Dance company in Johannesburg, South Africa

Joburg Ballet is a ballet dance company based within the Joburg Theatre, Johannesburg, South Africa. Joburg Ballet was formerly known as the South African Ballet Theatre (SABT). The company was formed in 2001 by six dancers who were retrenched by PACT Ballet. The company has been invited to perform in Russia in 2006 and has had exchange programmes with the Royal Swedish Ballet, the Royal Danish Ballet, the National Ballet of Canada, the Paris Opera and the San Francisco Ballet.

==About Joburg Ballet==
Joburg Ballet is a full-time, professional ballet company, resident at Joburg Theatre in the heart of Johannesburg. Its repertoire includes full-length productions of major classical works, as well as shorter ballets, including original works created for the company by South African and international choreographers. The company presents three major seasons a year at Joburg Theatre, and also tours to other regions in South Africa and internationally. The company provides training for students via Joburg Ballet School and Academy, plus a programme of community-based development and outreach work via its Satellite Schools, with emphasis on historically disadvantaged communities.

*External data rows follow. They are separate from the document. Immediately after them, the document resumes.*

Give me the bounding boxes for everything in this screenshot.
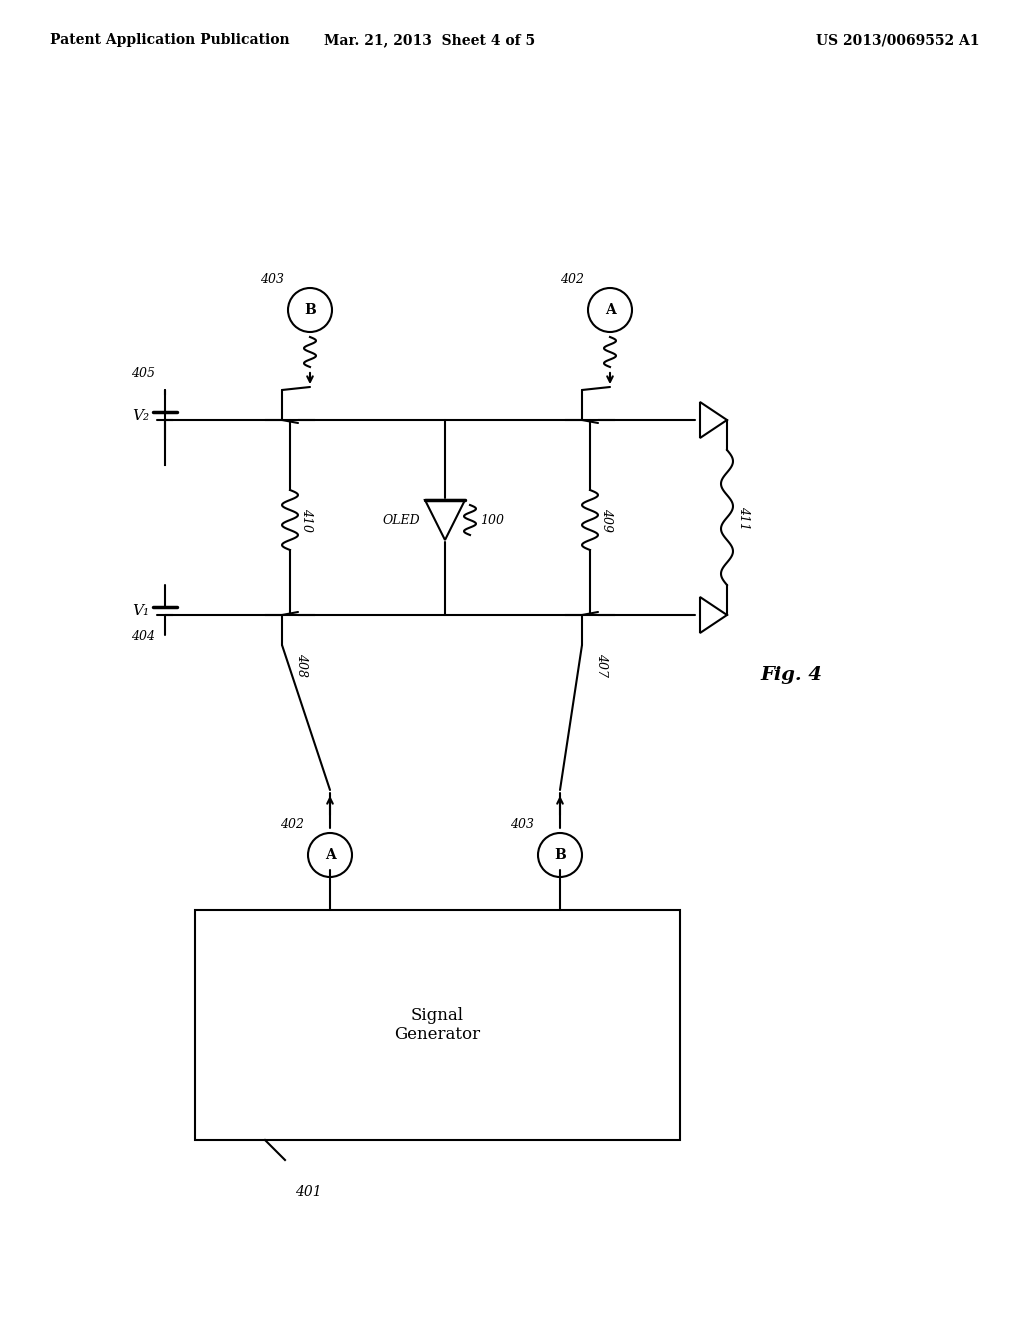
Text: 402: 402 xyxy=(560,273,584,286)
Text: 100: 100 xyxy=(480,513,504,527)
Text: A: A xyxy=(325,847,336,862)
Text: 407: 407 xyxy=(595,653,608,677)
Text: V₂: V₂ xyxy=(132,409,150,422)
Text: V₁: V₁ xyxy=(132,605,150,618)
Text: A: A xyxy=(604,304,615,317)
Text: US 2013/0069552 A1: US 2013/0069552 A1 xyxy=(816,33,980,48)
Text: 401: 401 xyxy=(295,1185,322,1199)
Text: OLED: OLED xyxy=(382,513,420,527)
Text: 408: 408 xyxy=(295,653,308,677)
Text: Signal
Generator: Signal Generator xyxy=(394,1007,480,1043)
Bar xyxy=(195,909,680,1140)
Text: 403: 403 xyxy=(510,818,534,832)
Text: B: B xyxy=(554,847,566,862)
Text: 405: 405 xyxy=(131,367,155,380)
Text: B: B xyxy=(304,304,315,317)
Text: 404: 404 xyxy=(131,630,155,643)
Text: 411: 411 xyxy=(737,506,750,529)
Text: 403: 403 xyxy=(260,273,284,286)
Text: 409: 409 xyxy=(600,508,613,532)
Text: Mar. 21, 2013  Sheet 4 of 5: Mar. 21, 2013 Sheet 4 of 5 xyxy=(325,33,536,48)
Text: Patent Application Publication: Patent Application Publication xyxy=(50,33,290,48)
Text: Fig. 4: Fig. 4 xyxy=(760,667,822,684)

The company’s Chief Executive Officer is Elroy Fillis-Bell and the Artistic Director is Dane Hurst. The company's Ballet Mistress is Kim Viera.

Joburg Ballet is supported by the Friends of the Ballet.

The company is made up of the following ranks: Principals, Senior Soloists, Soloists, Senior Corps de Ballet, Corps de Ballet, Junior Corps de Ballet and Aspirants.

== Board and Joburg Ballet Trust ==

As of January 2023, details of the Joburg Ballet Board and the South African Ballet Theatre Trust (SABTT) are as follows:

Honorary Life Patron: Annzie Hancock

Patron: Tito Mboweni

Board of Directors: Melanie de Nysschen (Chair), Lulu Letlape, Iain MacDonald (Artistic Director), Nkopane Maphiri,
Adv. Jean Meiring, Lufuno Muthubi, Esther Nasser (CEO), Mr. Mavuso Shabalala
 Retrieved 14 January 2023.

Trust: Alastair Campbell, Chet Diepraam, Mbali Dlamini, Biddy Faber, Annzie Hancock (Chair), Iain MacDonald, Jenni Newman

==Repertoire==

===2015===

- Swan Lake
- Don Quixote

===2016===

- Giselle
- Romeo and Juliet
- Cinderella

===2017===

- La Traviata - The Ballet
- Big City, Big Dreams, in collaboration with Vuyani Dance Theatre and Moving Into Dance Mophatong
- Snow White – The Ballet

===2018===

- Carmen, choreographed by Veronica Paeper and performed to a live orchestral accompaniment by the Johannesburg Philharmonic Orchestra
- Fire & Ice
- The Nutcracker
- Cinderella

==Status==
Joburg Ballet is a registered charity.